“Brexit or no Brexit?” he asked, having spotted our British number plates.
“No Brexit, no Brexit,” we chorused.
“OK, passez,” he assured us.
We’ve just spent a few packed days in the town where we used to live. That’s Kehl, in Germany, which has been a district of the great German city of Straßburg, or a market town opposite the great French city of Strasbourg, depending not so much on the geography but on the history of the region.
One place we visited was Basel, where there’s a celebration going on in honour of the sixth centennial of the publication the translation of the New Testament by Erasmus of Rotterdam, who lived the latter part of his life in the Swiss city. Among the many quotes from the great scholar, I particularly liked one in which he says that he wants to be a citizen of the world, at home anywhere or, better still, nowhere.
One of the Erasmus quotations scattered around Basel |
We visited cousins in Basel, and were struck by the storks’ nest on the chimneys of the house opposite.

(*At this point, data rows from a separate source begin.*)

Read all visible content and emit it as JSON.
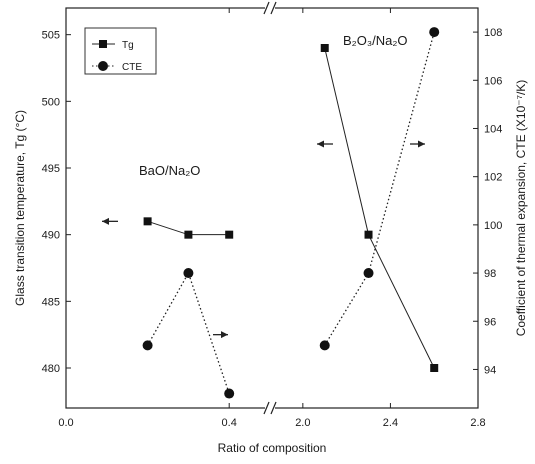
{
  "chart_data": {
    "type": "line",
    "x_axis": {
      "label": "Ratio of composition",
      "broken": true,
      "segments": [
        {
          "range": [
            0.0,
            0.5
          ],
          "ticks": [
            "0.0",
            "0.4"
          ],
          "tick_values": [
            0.0,
            0.4
          ]
        },
        {
          "range": [
            1.85,
            2.8
          ],
          "ticks": [
            "2.0",
            "2.4",
            "2.8"
          ],
          "tick_values": [
            2.0,
            2.4,
            2.8
          ]
        }
      ]
    },
    "y_left": {
      "label": "Glass transition temperature, Tg (°C)",
      "range": [
        477,
        507
      ],
      "ticks": [
        480,
        485,
        490,
        495,
        500,
        505
      ]
    },
    "y_right": {
      "label": "Coefficient of thermal expansion, CTE (X10⁻⁷/K)",
      "range": [
        92.4,
        109.0
      ],
      "ticks": [
        94,
        96,
        98,
        100,
        102,
        104,
        106,
        108
      ]
    },
    "legend": {
      "position": "top-left",
      "entries": [
        {
          "label": "Tg",
          "marker": "square",
          "line": "solid"
        },
        {
          "label": "CTE",
          "marker": "circle",
          "line": "dotted"
        }
      ]
    },
    "annotations": {
      "bao": "BaO/Na₂O",
      "b2o3": "B₂O₃/Na₂O"
    },
    "series": [
      {
        "group": "BaO/Na2O",
        "legend": "Tg",
        "axis": "left",
        "marker": "square",
        "line": "solid",
        "x": [
          0.2,
          0.3,
          0.4
        ],
        "y": [
          491,
          490,
          490
        ]
      },
      {
        "group": "BaO/Na2O",
        "legend": "CTE",
        "axis": "right",
        "marker": "circle",
        "line": "dotted",
        "x": [
          0.2,
          0.3,
          0.4
        ],
        "y": [
          95,
          98,
          93
        ]
      },
      {
        "group": "B2O3/Na2O",
        "legend": "Tg",
        "axis": "left",
        "marker": "square",
        "line": "solid",
        "x": [
          2.1,
          2.3,
          2.6
        ],
        "y": [
          504,
          490,
          480
        ]
      },
      {
        "group": "B2O3/Na2O",
        "legend": "CTE",
        "axis": "right",
        "marker": "circle",
        "line": "dotted",
        "x": [
          2.1,
          2.3,
          2.6
        ],
        "y": [
          95,
          98,
          108
        ]
      }
    ],
    "indicator_arrows": [
      {
        "near": "BaO/Na2O Tg",
        "points_to": "left"
      },
      {
        "near": "BaO/Na2O CTE",
        "points_to": "right"
      },
      {
        "near": "B2O3/Na2O Tg",
        "points_to": "left"
      },
      {
        "near": "B2O3/Na2O CTE",
        "points_to": "right"
      }
    ],
    "grid": false
  }
}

“The council sent people up to destroy the nest as soon as it was made, but the storks rebuilt it within three days. By the time the authorities sent back people, there were already eggs and it was too late.”
This reminded me of a story we were told in San Francisco’s Chinatown years ago.

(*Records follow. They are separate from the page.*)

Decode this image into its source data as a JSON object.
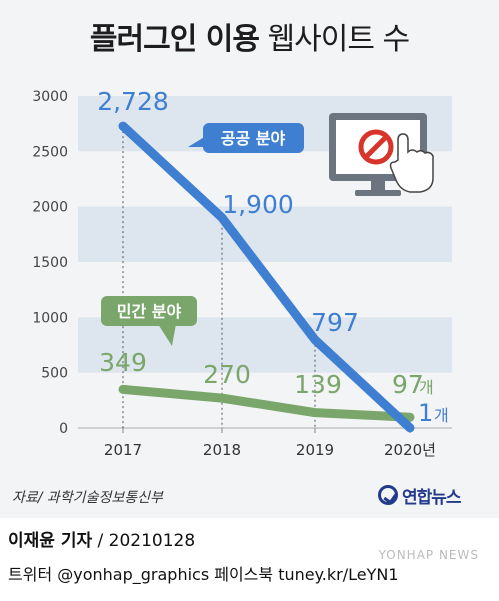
{
  "title": {
    "bold": "플러그인 이용",
    "light": "웹사이트 수"
  },
  "chart_data": {
    "type": "line",
    "x": [
      "2017",
      "2018",
      "2019",
      "2020년"
    ],
    "ylim": [
      0,
      3000
    ],
    "yticks": [
      "0",
      "500",
      "1000",
      "1500",
      "2000",
      "2500",
      "3000"
    ],
    "grid": false,
    "series": [
      {
        "name": "공공 분야",
        "values": [
          2728,
          1900,
          797,
          1
        ],
        "labels": [
          "2,728",
          "1,900",
          "797",
          "1"
        ],
        "unit": "개",
        "color": "#3f7fd1"
      },
      {
        "name": "민간 분야",
        "values": [
          349,
          270,
          139,
          97
        ],
        "labels": [
          "349",
          "270",
          "139",
          "97"
        ],
        "unit": "개",
        "color": "#7ba66b"
      }
    ]
  },
  "source": "자료/ 과학기술정보통신부",
  "logo": "연합뉴스",
  "credit": {
    "reporter": "이재윤 기자",
    "date": " / 20210128"
  },
  "sns": "트위터 @yonhap_graphics  페이스북 tuney.kr/LeYN1",
  "watermark": "YONHAP NEWS"
}
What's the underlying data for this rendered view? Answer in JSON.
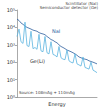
{
  "chart_data": {
    "type": "line",
    "annotations": [
      "Scintillator (NaI)",
      "Semiconductor detector (Ge)",
      "NaI",
      "Ge(Li)",
      "Source: 108mAg + 110mAg"
    ],
    "x_label": "Energy",
    "x": [
      0,
      50,
      100,
      150,
      200,
      250,
      300,
      350,
      400,
      450,
      500,
      550,
      600,
      650,
      700,
      750,
      800,
      850,
      900,
      950,
      1000,
      1050,
      1100,
      1150,
      1200,
      1250,
      1300,
      1350,
      1400,
      1450,
      1500,
      1550,
      1600,
      1650,
      1700,
      1750,
      1800,
      1850,
      1900,
      1950,
      2000
    ],
    "series": [
      {
        "name": "NaI",
        "color": "#2f5f9e",
        "values": [
          30000,
          25000,
          18000,
          15000,
          12000,
          10000,
          9000,
          8000,
          7000,
          6500,
          6000,
          5000,
          4500,
          4200,
          3800,
          3000,
          2500,
          2000,
          1800,
          1500,
          1300,
          1000,
          800,
          700,
          600,
          500,
          450,
          400,
          350,
          300,
          250,
          200,
          180,
          160,
          150,
          140,
          120,
          110,
          100,
          90,
          80
        ]
      },
      {
        "name": "Ge(Li)",
        "color": "#5ab4e0",
        "values": [
          3000,
          8000,
          1500,
          1200,
          20000,
          900,
          800,
          6000,
          600,
          700,
          550,
          4000,
          450,
          400,
          3000,
          350,
          300,
          1500,
          280,
          250,
          200,
          800,
          180,
          150,
          140,
          500,
          120,
          100,
          90,
          300,
          80,
          70,
          60,
          200,
          50,
          45,
          40,
          100,
          35,
          30,
          25
        ]
      }
    ],
    "xlim": [
      0,
      2000
    ],
    "ylim": [
      1,
      100000
    ],
    "yticks": [
      {
        "value": 1,
        "label": "10⁰"
      },
      {
        "value": 10,
        "label": "10¹"
      },
      {
        "value": 100,
        "label": "10²"
      },
      {
        "value": 1000,
        "label": "10³"
      },
      {
        "value": 10000,
        "label": "10⁴"
      },
      {
        "value": 100000,
        "label": "10⁵"
      }
    ],
    "log": "y",
    "grid": false,
    "tick_labels": "y"
  }
}
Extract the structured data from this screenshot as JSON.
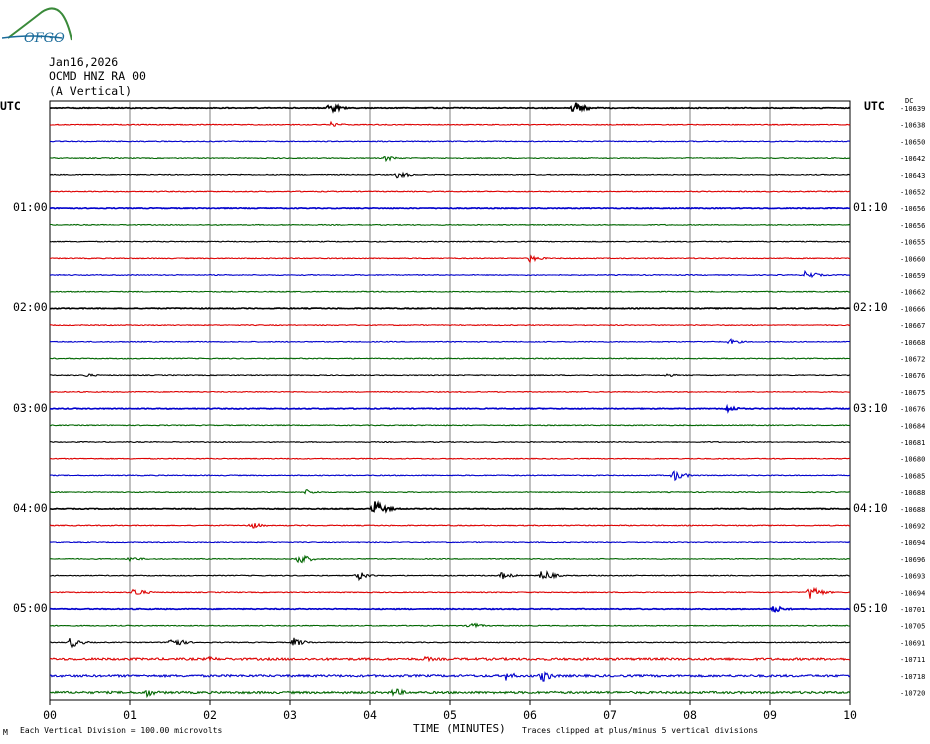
{
  "logo": {
    "text": "OFGO",
    "color": "#1a6b9a"
  },
  "header": {
    "date": "Jan16,2026",
    "station": "OCMD HNZ RA 00",
    "component": "(A Vertical)"
  },
  "left_timezone": "UTC",
  "right_timezone": "UTC",
  "right_header_tag": "DC",
  "left_time_labels": [
    "01:00",
    "02:00",
    "03:00",
    "04:00",
    "05:00"
  ],
  "right_time_labels": [
    "01:10",
    "02:10",
    "03:10",
    "04:10",
    "05:10"
  ],
  "footer": {
    "tiny_mark": "M",
    "scale_note": "Each Vertical Division =  100.00 microvolts",
    "clip_note": "Traces clipped at plus/minus 5 vertical divisions"
  },
  "colors": {
    "black": "#000000",
    "red": "#dd0000",
    "blue": "#0000cc",
    "green": "#006600",
    "grid": "#7f7f7f"
  },
  "chart_data": {
    "type": "line",
    "title": "",
    "xlabel": "TIME (MINUTES)",
    "ylabel": "",
    "xlim": [
      0,
      10
    ],
    "x_ticks": [
      "00",
      "01",
      "02",
      "03",
      "04",
      "05",
      "06",
      "07",
      "08",
      "09",
      "10"
    ],
    "grid": "vertical lines at each minute",
    "trace_minutes": 10,
    "trace_colors_cycle": [
      "black",
      "red",
      "blue",
      "green"
    ],
    "dc_offsets": [
      -10639,
      -10638,
      -10650,
      -10642,
      -10643,
      -10652,
      -10656,
      -10656,
      -10655,
      -10660,
      -10659,
      -10662,
      -10666,
      -10667,
      -10668,
      -10672,
      -10676,
      -10675,
      -10676,
      -10684,
      -10681,
      -10680,
      -10685,
      -10688,
      -10688,
      -10692,
      -10694,
      -10696,
      -10693,
      -10694,
      -10701,
      -10705,
      -10691,
      -10711,
      -10718,
      -10720
    ],
    "events": [
      {
        "trace": 0,
        "minute": 3.5,
        "amp": 6
      },
      {
        "trace": 0,
        "minute": 6.55,
        "amp": 8
      },
      {
        "trace": 1,
        "minute": 3.5,
        "amp": 3
      },
      {
        "trace": 3,
        "minute": 4.2,
        "amp": 3
      },
      {
        "trace": 4,
        "minute": 4.35,
        "amp": 4
      },
      {
        "trace": 9,
        "minute": 6.0,
        "amp": 4
      },
      {
        "trace": 10,
        "minute": 9.45,
        "amp": 5
      },
      {
        "trace": 14,
        "minute": 8.5,
        "amp": 3
      },
      {
        "trace": 16,
        "minute": 0.45,
        "amp": 2
      },
      {
        "trace": 16,
        "minute": 7.7,
        "amp": 2
      },
      {
        "trace": 18,
        "minute": 8.45,
        "amp": 4
      },
      {
        "trace": 22,
        "minute": 7.8,
        "amp": 6
      },
      {
        "trace": 23,
        "minute": 3.2,
        "amp": 3
      },
      {
        "trace": 24,
        "minute": 4.05,
        "amp": 9
      },
      {
        "trace": 25,
        "minute": 2.5,
        "amp": 4
      },
      {
        "trace": 27,
        "minute": 1.0,
        "amp": 3
      },
      {
        "trace": 27,
        "minute": 3.1,
        "amp": 7
      },
      {
        "trace": 28,
        "minute": 3.85,
        "amp": 5
      },
      {
        "trace": 28,
        "minute": 5.65,
        "amp": 4
      },
      {
        "trace": 28,
        "minute": 6.15,
        "amp": 7
      },
      {
        "trace": 29,
        "minute": 1.05,
        "amp": 5
      },
      {
        "trace": 29,
        "minute": 9.5,
        "amp": 8
      },
      {
        "trace": 30,
        "minute": 9.05,
        "amp": 4
      },
      {
        "trace": 31,
        "minute": 5.25,
        "amp": 4
      },
      {
        "trace": 32,
        "minute": 0.25,
        "amp": 6
      },
      {
        "trace": 32,
        "minute": 1.5,
        "amp": 8
      },
      {
        "trace": 32,
        "minute": 3.05,
        "amp": 5
      },
      {
        "trace": 33,
        "minute": 2.0,
        "amp": 3
      },
      {
        "trace": 33,
        "minute": 4.7,
        "amp": 3
      },
      {
        "trace": 34,
        "minute": 5.7,
        "amp": 5
      },
      {
        "trace": 34,
        "minute": 6.15,
        "amp": 7
      },
      {
        "trace": 35,
        "minute": 1.2,
        "amp": 5
      },
      {
        "trace": 35,
        "minute": 4.3,
        "amp": 5
      }
    ]
  }
}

When the Chinese community first arrived it was granted some fairly lousy, worthless land outside the city limits. But then San Francisco grew and had to spread all around, forcing the price and desirability of the Chinese area up.
In 1906 came the devastating earthquake and fire. Chinatown was destroyed. The whites of San Francisco saw a way of making something positive of the disaster. They summoned a meeting of the council to take back control of the Chinese district.
Alas, it took two weeks for the council to meet. And in that time the Chinese had completely rebuilt their homes and businesses and it was too late to drive them out.
Hence today’s Chinatown.
Just like the pair of storks we saw in Basel.
We also visited a village in deepest Alsace, in the wine country.
That’s Alsace, the great province of eastern France, not Elsaß, which was more than once a flourishing province of western Germany.
In between some of the vines, we found cherry trees rich in fruit, ridiculously late, because of the lousy weather this year. We weren’t complaining though, as we picked and ate handfuls of different varieties of glorious cherries at every tree we reached.
Joy on a country walk |
Royal decree? In 1897? When France was firmly republican? Well, Alsace was Elsaß then and anything but firmly French. Colmar was a provincial city of the German Empire.
The village has a massive Protestant church and an only slightly less massive Catholic one. It also boasts are well-restored synagogue, though no real Jewish community any more. Still, the building’s impressive.
At the end of the nineteenth century, the Jews of the village were pretty poor (few of any community were particularly wealthy). So many of the boys and young men would set out for the ‘fifth voyage.’ Their parents would find them enough money to get to the French coast somewhere, where they’d take menial service in one of the great transatlantic liners. Five crossings would allow them to pay for their passage, and at the end of the fifth they would leave the ship in the States and set out to make their fortunes.
Many did, and sent back funds to support their families and also endow their home village with a good synagogue. Which stands there to this day, near the Protestant and Catholic churches, as a mute monument to a fine state of affairs when three great faiths were able to live side by side without tearing each other apart.
Erasmus I suspect would have approved. As do I. It was an arrangement that should attract a smile as fulsome as the French policeman gave us, after he’d finished ribbing us about the Brexit vote.
That was a good experience. Brexit hasn’t given me much else to smile about.